BotDojo’s web scraper is built on Playwright. Each run launches a headless browser, follows your crawl rules, renders pages as a real visitor would, and saves the output into your project as Markdown (with binary assets preserved separately when needed).

Playwright loader overview

How the Playwright Loader Works

  1. Provide a starting URL (or a list of starting URLs) and optional advanced settings.
  2. BotDojo submits a job to the Playwright worker, which navigates pages, waits for your specified condition, and extracts readable content.
  3. Every page is converted to Markdown, tagged with metadata (reference_url, title, locale, etc.), and saved in the loader’s target folder.
  4. Attachments such as PDFs, images, or spreadsheets are stored with their original content type so downstream flows can read the native file.
  5. Subsequent runs compare against previous results and only save new or changed pages. When enabled, stale files are deleted automatically.

Progress is streamed to the UI so you can monitor attempted pages, successes, and failures in real time.

Key Configuration Options

The Playwright loader exposes the same controls you see in the UI:

  • Starting URLs – Provide one or more seeds. Advanced settings let you add additional entry points.
  • Max Pages & Depth – Cap the crawl to prevent runaway jobs.
  • Wait Conditions – Choose when Playwright should scrape: after network idle, after a DOM selector appears, after custom JavaScript, or after a fixed timeout.
  • Pre-scrape Actions – Click selectors, run custom JS, or add delays to expand accordions and load lazy content.
  • Content Selectors & Exclusions – Target the sections you need while skipping navigation, footers, or cookie banners.
  • URL Filters – Include or exclude URLs using glob/regex patterns so the crawl stays in-bounds.
  • Browser Controls – Set viewport size, throttle requests, override the user agent, or provide custom headers when you need to mimic a logged-in client.

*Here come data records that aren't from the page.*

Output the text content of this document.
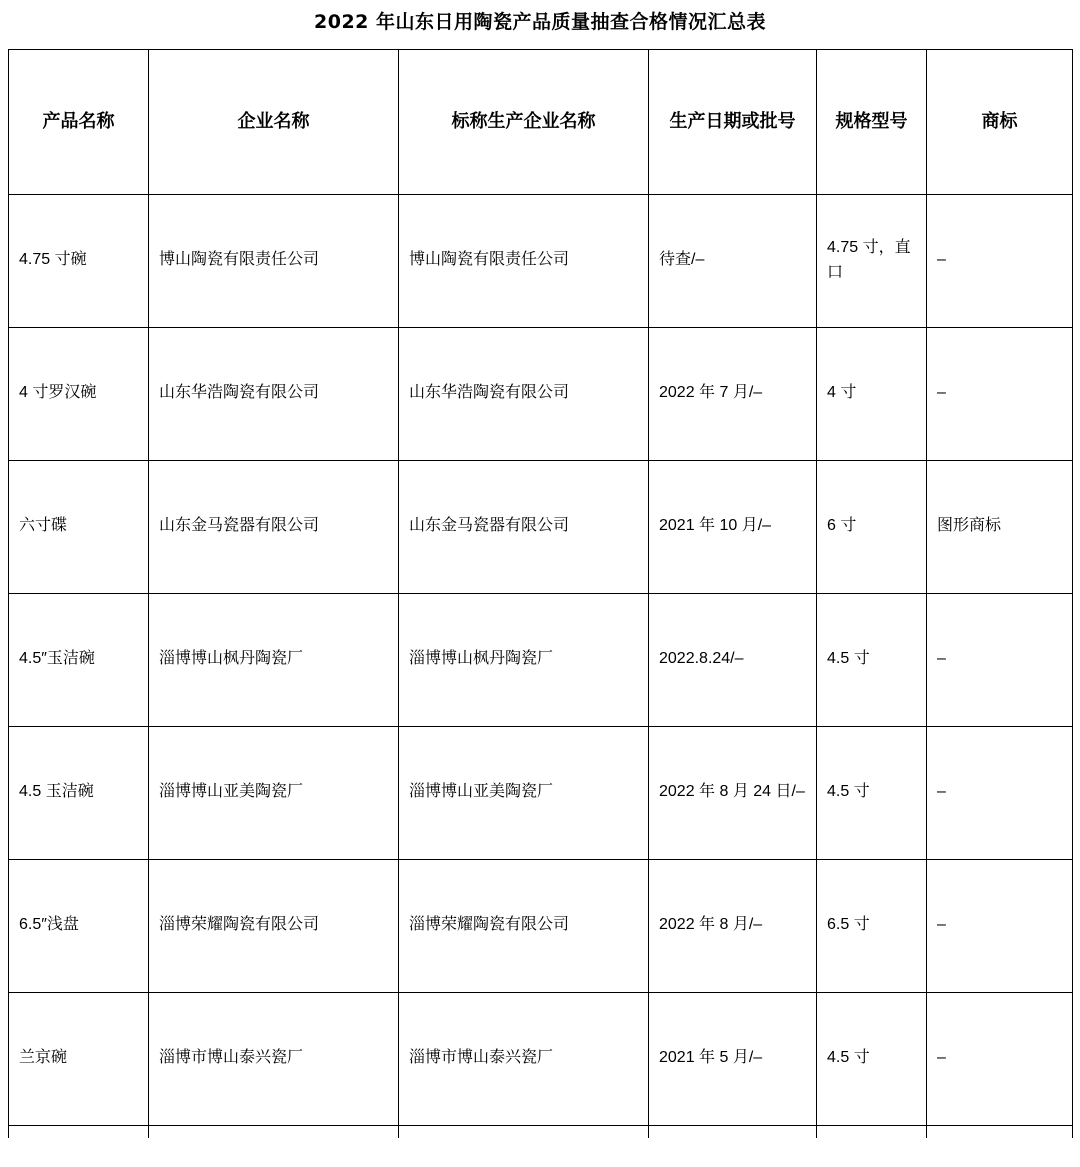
2022 年山东日用陶瓷产品质量抽查合格情况汇总表
产品名称	企业名称	标称生产企业名称	生产日期或批号	规格型号	商标
4.75 寸碗	博山陶瓷有限责任公司	博山陶瓷有限责任公司	待查/–	4.75 寸，直口	–
4 寸罗汉碗	山东华浩陶瓷有限公司	山东华浩陶瓷有限公司	2022 年 7 月/–	4 寸	–
六寸碟	山东金马瓷器有限公司	山东金马瓷器有限公司	2021 年 10 月/–	6 寸	图形商标
4.5″玉洁碗	淄博博山枫丹陶瓷厂	淄博博山枫丹陶瓷厂	2022.8.24/–	4.5 寸	–
4.5 玉洁碗	淄博博山亚美陶瓷厂	淄博博山亚美陶瓷厂	2022 年 8 月 24 日/–	4.5 寸	–
6.5″浅盘	淄博荣耀陶瓷有限公司	淄博荣耀陶瓷有限公司	2022 年 8 月/–	6.5 寸	–
兰京碗	淄博市博山泰兴瓷厂	淄博市博山泰兴瓷厂	2021 年 5 月/–	4.5 寸	–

Open the Advanced Settings accordion in the loader wizard to tune these values. Launch Interactive Mode from the same panel to test selectors in a live browser before running a full job.

Output Structure

  • Markdown filenames are derived from the canonical URL (e.g., docs.botdojo.com/docs/setup/index.md).
  • Binary downloads retain their original extensions and capture source URLs in metadata.
  • Every saved document includes loader metadata (run ID, timestamps, reference URL) so indexes can filter by fields like meta.reference_url or meta.title during retrieval.

Operational Tips

  • Schedule the scraper around your site’s publishing cadence; the job history tracks duration, page counts, and any errors.
  • Combine the loader with Auto Update on your index to refresh embeddings as soon as new pages go live.
  • Use metadata filters on the index (e.g., language, path) to serve locale-specific or section-specific answers in your flows.

The Playwright-based scraper is the recommended way to keep web properties synchronized with BotDojo content—no extra parsers required.